Frequently Asked Questions

What is DeepSeek V3.2?

DeepSeek V3.2 is the latest flagship artificial intelligence model from Chinese AI lab DeepSeek. It comes in two versions, a standard V3.2 that powers the DeepSeek app and web interface, and a higher compute V3.2 Speciale variant available through the API and focused on deep reasoning tasks.

Does DeepSeek really beat ChatGPT and Gemini?

DeepSeek V3.2 Speciale outperforms GPT-5 and Gemini 3 Pro on several specific benchmarks including AIME 2025, HMMT, Codeforces, and live math and coding olympiads. However, Gemini 3 Pro still leads on some tests like Humanity’s Last Exam and SWE Verified, so the picture is competitive rather than a clean sweep.

Is DeepSeek V3.2 open source?

Yes. DeepSeek has released the weights for both V3.2 and V3.2 Speciale on Hugging Face under a permissive open source license, meaning developers and researchers can download, inspect, and run the models on their own infrastructure.

How much cheaper is DeepSeek compared to ChatGPT and Gemini?

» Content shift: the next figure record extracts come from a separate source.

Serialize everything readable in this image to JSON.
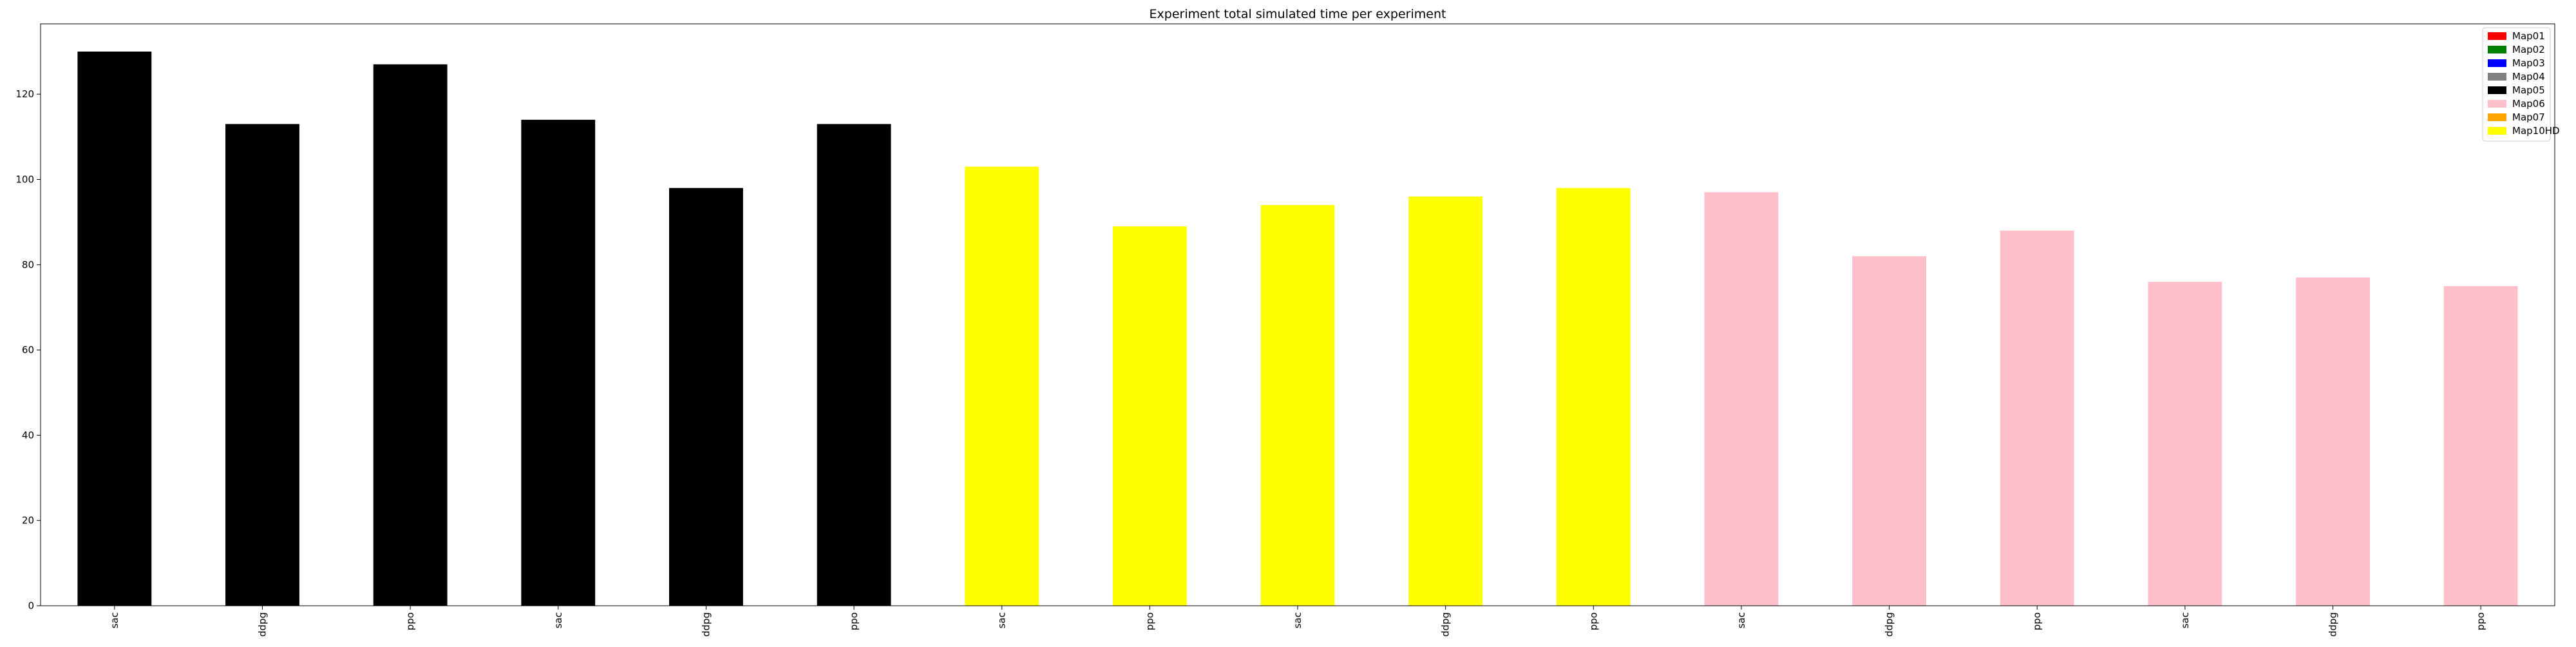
{
  "chart_data": {
    "type": "bar",
    "title": "Experiment total simulated time per experiment",
    "xlabel": "",
    "ylabel": "",
    "ylim": [
      0,
      136.5
    ],
    "yticks": [
      0,
      20,
      40,
      60,
      80,
      100,
      120
    ],
    "grid": false,
    "legend_position": "top-right",
    "legend": [
      {
        "label": "Map01",
        "color": "#ff0000"
      },
      {
        "label": "Map02",
        "color": "#008000"
      },
      {
        "label": "Map03",
        "color": "#0000ff"
      },
      {
        "label": "Map04",
        "color": "#808080"
      },
      {
        "label": "Map05",
        "color": "#000000"
      },
      {
        "label": "Map06",
        "color": "#ffc0cb"
      },
      {
        "label": "Map07",
        "color": "#ffa500"
      },
      {
        "label": "Map10HD",
        "color": "#ffff00"
      }
    ],
    "categories": [
      "sac",
      "ddpg",
      "ppo",
      "sac",
      "ddpg",
      "ppo",
      "sac",
      "ppo",
      "sac",
      "ddpg",
      "ppo",
      "sac",
      "ddpg",
      "ppo",
      "sac",
      "ddpg",
      "ppo"
    ],
    "values": [
      130,
      113,
      127,
      114,
      98,
      113,
      103,
      89,
      94,
      96,
      98,
      97,
      82,
      88,
      76,
      77,
      75
    ],
    "bar_colors": [
      "#000000",
      "#000000",
      "#000000",
      "#000000",
      "#000000",
      "#000000",
      "#ffff00",
      "#ffff00",
      "#ffff00",
      "#ffff00",
      "#ffff00",
      "#ffc0cb",
      "#ffc0cb",
      "#ffc0cb",
      "#ffc0cb",
      "#ffc0cb",
      "#ffc0cb"
    ]
  }
}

According to DeepSeek, the Speciale variant produces output tokens at roughly 25 to 30 times lower cost than GPT-5 and Gemini 3 Pro on comparable tasks, though it also tends to use more tokens per answer, which narrows the real world savings on some workloads.

Can I use DeepSeek V3.2 in the United States?

Yes. The DeepSeek app is available to US users, and the open weights can be downloaded and run locally by anyone. That said, users and businesses should be mindful that data sent to DeepSeek’s hosted API may be processed on servers in China, which raises privacy and compliance questions for sensitive use cases.

What are the limitations of DeepSeek V3.2 Speciale?

Speciale is powerful but narrow. It does not currently support tool use, cannot process images, generates significantly more tokens per response than competing models, and is not optimized for casual conversation. It is best understood as a specialist reasoning engine rather than a general purpose assistant.

Why does this release matter for the US vs China AI race?

The release shows that a Chinese lab operating under strict US chip export restrictions can still produce a model that competes with the best American systems and then open source it for the world to use. That challenges a core assumption behind current US AI policy and signals that the global AI frontier is no longer a two horse race.